Temer is staking his legacy on passage of the reforms, which center on changing the costly pension system to increase the retirement age to 65 for men and 62 for women from today's 60 for men and 55 for women.

Corruption row threatens Brazil's economic reforms

World Bulletin / News Desk

Efforts by Brazil's embattled government to push through unpopular austerity reforms face ever greater headwinds after the eruption of a corruption scandal weakening President Michel Temer.

Temer has rock-bottom public approval ratings but he has been able to rely on a friendly Congress since legislators impeached leftist president Dilma Rousseff last year, automatically raising Temer, her conservative vice president, to the top job.
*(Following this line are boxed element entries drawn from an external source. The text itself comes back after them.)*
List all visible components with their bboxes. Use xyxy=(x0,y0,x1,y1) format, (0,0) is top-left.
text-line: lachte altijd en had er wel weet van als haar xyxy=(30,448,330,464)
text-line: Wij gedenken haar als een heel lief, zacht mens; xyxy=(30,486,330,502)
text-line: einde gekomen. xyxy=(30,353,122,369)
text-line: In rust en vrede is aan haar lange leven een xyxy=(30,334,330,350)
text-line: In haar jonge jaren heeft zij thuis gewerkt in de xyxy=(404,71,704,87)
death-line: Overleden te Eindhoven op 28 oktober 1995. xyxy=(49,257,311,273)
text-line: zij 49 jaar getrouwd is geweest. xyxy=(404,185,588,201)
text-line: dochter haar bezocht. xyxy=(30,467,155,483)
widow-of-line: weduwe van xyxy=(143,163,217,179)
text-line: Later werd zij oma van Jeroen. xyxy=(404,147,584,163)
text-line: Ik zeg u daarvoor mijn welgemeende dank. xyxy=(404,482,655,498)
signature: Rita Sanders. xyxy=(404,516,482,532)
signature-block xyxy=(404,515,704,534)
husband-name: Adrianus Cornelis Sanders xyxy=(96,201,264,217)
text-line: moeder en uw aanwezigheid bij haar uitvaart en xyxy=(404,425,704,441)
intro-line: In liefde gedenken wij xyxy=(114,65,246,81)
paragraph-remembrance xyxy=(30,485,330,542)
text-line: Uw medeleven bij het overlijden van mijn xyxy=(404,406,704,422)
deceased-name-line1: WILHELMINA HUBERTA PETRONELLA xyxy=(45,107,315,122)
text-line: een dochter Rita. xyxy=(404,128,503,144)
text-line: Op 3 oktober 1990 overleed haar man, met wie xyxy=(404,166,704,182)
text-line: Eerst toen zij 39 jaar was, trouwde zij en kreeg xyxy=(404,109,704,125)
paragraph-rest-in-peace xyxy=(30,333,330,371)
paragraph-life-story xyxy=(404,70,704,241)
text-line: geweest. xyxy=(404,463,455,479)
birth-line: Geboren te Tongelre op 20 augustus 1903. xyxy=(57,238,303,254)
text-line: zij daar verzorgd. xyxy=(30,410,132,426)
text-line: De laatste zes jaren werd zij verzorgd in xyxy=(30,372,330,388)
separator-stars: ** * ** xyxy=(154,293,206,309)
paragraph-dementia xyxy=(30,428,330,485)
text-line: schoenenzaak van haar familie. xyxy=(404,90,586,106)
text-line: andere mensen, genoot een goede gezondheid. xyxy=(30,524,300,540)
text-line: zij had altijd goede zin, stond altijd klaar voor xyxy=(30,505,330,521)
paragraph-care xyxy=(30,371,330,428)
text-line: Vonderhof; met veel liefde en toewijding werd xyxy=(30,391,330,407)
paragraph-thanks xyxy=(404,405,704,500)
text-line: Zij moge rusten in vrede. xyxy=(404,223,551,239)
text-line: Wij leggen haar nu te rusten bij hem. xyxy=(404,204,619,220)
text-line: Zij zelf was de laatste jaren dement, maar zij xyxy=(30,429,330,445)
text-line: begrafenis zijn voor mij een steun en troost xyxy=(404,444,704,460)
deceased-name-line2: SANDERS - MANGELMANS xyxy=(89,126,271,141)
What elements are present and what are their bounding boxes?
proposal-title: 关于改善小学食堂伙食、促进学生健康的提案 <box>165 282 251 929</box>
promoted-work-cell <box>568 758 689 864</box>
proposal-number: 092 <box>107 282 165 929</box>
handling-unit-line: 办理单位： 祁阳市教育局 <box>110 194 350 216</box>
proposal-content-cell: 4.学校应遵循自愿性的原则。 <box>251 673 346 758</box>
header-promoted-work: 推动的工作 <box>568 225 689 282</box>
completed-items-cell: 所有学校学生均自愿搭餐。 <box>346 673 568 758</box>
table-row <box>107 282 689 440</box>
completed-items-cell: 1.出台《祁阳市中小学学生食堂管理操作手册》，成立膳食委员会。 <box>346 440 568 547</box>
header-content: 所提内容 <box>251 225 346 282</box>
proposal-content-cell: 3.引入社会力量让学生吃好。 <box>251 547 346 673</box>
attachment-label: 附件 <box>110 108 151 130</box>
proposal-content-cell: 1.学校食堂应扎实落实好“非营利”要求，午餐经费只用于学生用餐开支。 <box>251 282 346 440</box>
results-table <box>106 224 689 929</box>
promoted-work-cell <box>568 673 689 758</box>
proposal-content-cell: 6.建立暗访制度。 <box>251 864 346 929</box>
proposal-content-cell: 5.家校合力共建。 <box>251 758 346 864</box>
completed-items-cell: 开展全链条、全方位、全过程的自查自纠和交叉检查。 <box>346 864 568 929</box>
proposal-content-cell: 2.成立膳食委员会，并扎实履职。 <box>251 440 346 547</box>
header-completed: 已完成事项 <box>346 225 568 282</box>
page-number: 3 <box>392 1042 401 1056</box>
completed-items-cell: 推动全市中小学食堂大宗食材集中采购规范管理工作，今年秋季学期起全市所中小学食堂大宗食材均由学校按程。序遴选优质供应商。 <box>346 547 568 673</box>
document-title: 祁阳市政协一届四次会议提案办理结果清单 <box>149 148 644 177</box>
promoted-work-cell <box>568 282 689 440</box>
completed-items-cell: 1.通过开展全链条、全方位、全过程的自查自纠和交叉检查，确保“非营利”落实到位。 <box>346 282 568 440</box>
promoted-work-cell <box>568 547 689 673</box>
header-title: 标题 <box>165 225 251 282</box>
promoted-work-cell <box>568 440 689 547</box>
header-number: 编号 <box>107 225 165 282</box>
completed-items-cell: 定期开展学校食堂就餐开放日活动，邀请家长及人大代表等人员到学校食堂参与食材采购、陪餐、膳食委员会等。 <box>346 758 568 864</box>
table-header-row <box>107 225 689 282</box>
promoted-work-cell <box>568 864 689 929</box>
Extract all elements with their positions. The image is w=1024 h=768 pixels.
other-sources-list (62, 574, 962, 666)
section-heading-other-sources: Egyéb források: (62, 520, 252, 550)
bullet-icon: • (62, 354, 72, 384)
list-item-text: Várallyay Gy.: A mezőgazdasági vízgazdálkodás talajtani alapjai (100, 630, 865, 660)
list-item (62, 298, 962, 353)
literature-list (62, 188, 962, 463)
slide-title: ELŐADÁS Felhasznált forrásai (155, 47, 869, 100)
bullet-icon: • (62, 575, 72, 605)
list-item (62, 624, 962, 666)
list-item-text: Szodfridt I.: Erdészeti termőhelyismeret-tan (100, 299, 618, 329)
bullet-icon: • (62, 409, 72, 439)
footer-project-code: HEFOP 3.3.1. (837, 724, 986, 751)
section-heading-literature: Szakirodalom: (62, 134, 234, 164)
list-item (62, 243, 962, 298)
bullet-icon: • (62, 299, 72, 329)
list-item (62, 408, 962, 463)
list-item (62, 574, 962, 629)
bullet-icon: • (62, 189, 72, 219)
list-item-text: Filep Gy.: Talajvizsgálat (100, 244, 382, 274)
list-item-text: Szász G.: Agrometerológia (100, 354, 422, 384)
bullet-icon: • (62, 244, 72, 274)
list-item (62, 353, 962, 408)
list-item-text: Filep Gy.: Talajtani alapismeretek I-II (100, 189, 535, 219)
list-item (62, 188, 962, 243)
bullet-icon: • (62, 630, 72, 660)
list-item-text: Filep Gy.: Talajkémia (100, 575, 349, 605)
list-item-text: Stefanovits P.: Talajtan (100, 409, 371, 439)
Since the Supreme Court's decision last week to open corruption probes on some 100 politicians, including a third of Temer's cabinet and many of his allies in Congress, the president's position has deteriorated further.

He already faces widespread anger from voters over the austerity reforms, which also include liberalizing labor laws and an already-approved 20-year federal spending freeze.

Temer says market reforms are needed after more than a decade of leftist rule as the only way to lift Brazil from its worst recession in history.

But on Tuesday, angry police union members stormed the entrance of the lower house of Congress, scuffling with congressional police, to demand that police be allowed to retire earlier. Pressure is also coming from legislators themselves.

In a rare show of defiance to Temer, the lower house on Tuesday refused to fast-track the labor-law reforms. It then reversed this decision Wednesday after a rowdy debate marked by the kind of insults and shouting matches common last year during Rousseff's impeachment.

"Brazilian society has not bought into these reforms," said Sylvio Costa, founder of the political news website Congreso em Foco.